Nearly a dozen teams came out to Relay for Life to continue raising money for the cause.
Mother and daughter duo Cyndy and Emma Stierle were part of Team Resiliency, whose tent was adorned with colorful splatter paint balloons. Emma, a junior at Newtown High School, started the team last year and helped raise money selling WrenHouse Atelier soy candles and conducting a raffle at the event.
The neighboring tent, Relay Team Friends For Life, sold handmade bracelets and key-chains with Ben's Bells' kindness coins attached to them.
Friends For Life member Faith O'Hara said she was inspired to participate in Relay For Life and have a team this year because a lot of her family has been affected by cancer, and she wanted to be part of helping make a difference.

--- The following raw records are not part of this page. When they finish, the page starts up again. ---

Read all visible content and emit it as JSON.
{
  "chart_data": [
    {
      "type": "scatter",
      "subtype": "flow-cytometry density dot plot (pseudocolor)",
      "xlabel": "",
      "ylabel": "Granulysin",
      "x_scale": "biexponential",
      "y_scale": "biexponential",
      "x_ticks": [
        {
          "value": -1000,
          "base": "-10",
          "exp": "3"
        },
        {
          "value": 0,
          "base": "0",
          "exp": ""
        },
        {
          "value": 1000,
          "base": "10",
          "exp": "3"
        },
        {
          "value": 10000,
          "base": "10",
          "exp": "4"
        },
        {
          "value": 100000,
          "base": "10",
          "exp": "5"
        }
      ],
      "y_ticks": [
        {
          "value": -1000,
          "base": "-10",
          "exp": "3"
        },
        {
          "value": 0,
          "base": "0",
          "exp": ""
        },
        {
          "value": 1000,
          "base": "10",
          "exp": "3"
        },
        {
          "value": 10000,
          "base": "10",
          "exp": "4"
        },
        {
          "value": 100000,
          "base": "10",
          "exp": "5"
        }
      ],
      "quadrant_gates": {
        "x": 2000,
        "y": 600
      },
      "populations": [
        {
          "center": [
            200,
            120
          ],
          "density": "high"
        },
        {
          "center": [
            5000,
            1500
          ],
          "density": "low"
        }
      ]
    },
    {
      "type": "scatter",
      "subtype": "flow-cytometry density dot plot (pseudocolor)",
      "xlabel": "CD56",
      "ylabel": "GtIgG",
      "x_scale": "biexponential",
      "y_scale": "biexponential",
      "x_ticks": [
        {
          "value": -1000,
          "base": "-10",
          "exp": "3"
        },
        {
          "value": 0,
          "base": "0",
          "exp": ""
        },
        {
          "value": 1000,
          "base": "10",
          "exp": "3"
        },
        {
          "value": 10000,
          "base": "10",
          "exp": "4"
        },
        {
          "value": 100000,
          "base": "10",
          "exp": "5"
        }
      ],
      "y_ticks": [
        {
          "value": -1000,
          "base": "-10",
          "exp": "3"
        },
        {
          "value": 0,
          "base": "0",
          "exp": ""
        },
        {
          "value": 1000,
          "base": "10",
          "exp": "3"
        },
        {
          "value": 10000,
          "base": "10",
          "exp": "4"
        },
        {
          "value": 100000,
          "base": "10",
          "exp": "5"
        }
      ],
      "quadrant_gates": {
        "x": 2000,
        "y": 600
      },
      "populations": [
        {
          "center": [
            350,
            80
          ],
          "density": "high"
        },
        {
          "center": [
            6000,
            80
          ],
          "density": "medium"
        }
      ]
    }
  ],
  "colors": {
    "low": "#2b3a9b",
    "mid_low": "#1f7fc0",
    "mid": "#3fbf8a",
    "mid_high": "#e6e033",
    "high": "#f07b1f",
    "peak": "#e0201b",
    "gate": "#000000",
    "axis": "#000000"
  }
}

Also in their first year of fundraising for Relay For Life was Team Once Upon A Cure, which consisted of nearly a dozen Newtown High School freshmen. Each member was adorned with a tutu, boa, and sparkly face paint while they raised money doing henna and face paint.
Near the goal post at the Blue & Gold Stadium was Team SuperGirlz, whose members tie-dyed more than 50 shirts. The team of Newtown High School juniors and freshmen was in its fifth year at Relay For Life and was titled the third highest fundraising team, with Newtown Savings Bank in second and Cascade's Crusaders in first.
Later in the evening, the 2018 Relay For Life's theme "Light the Night" could be seen throughout the stadium in creative ways.
One way was during the Luminaria Ceremony & Slideshow, where the perimeter of the track was lit up by commemorative luminaria bags.
Megan McGrady said each bag illuminating the track represented individuals with their own unique story.
"They are our mothers, our fathers, our sisters, our brothers, our sons, our daughters, our friends, and our loved ones," Ms McGrady said. "We love these people; we remember them, we celebrate them, and we fight back against this disease for them."
Before starting the traditional Moment of Silence Lap, participants were given glowsticks to crack and carry as they walked the track.
"Let each step be in remembrance of our experiences and those special people we've shared them with, a celebration of today and of those with us on the track and in our hearts, and a step forward in our fight back toward a brighter tomorrow," Ms Broomer said.
After starting the event with $42,246 raised, the 2018 Relay For Life proved it made every step count and brought its total to roughly $47,000 by the following morning.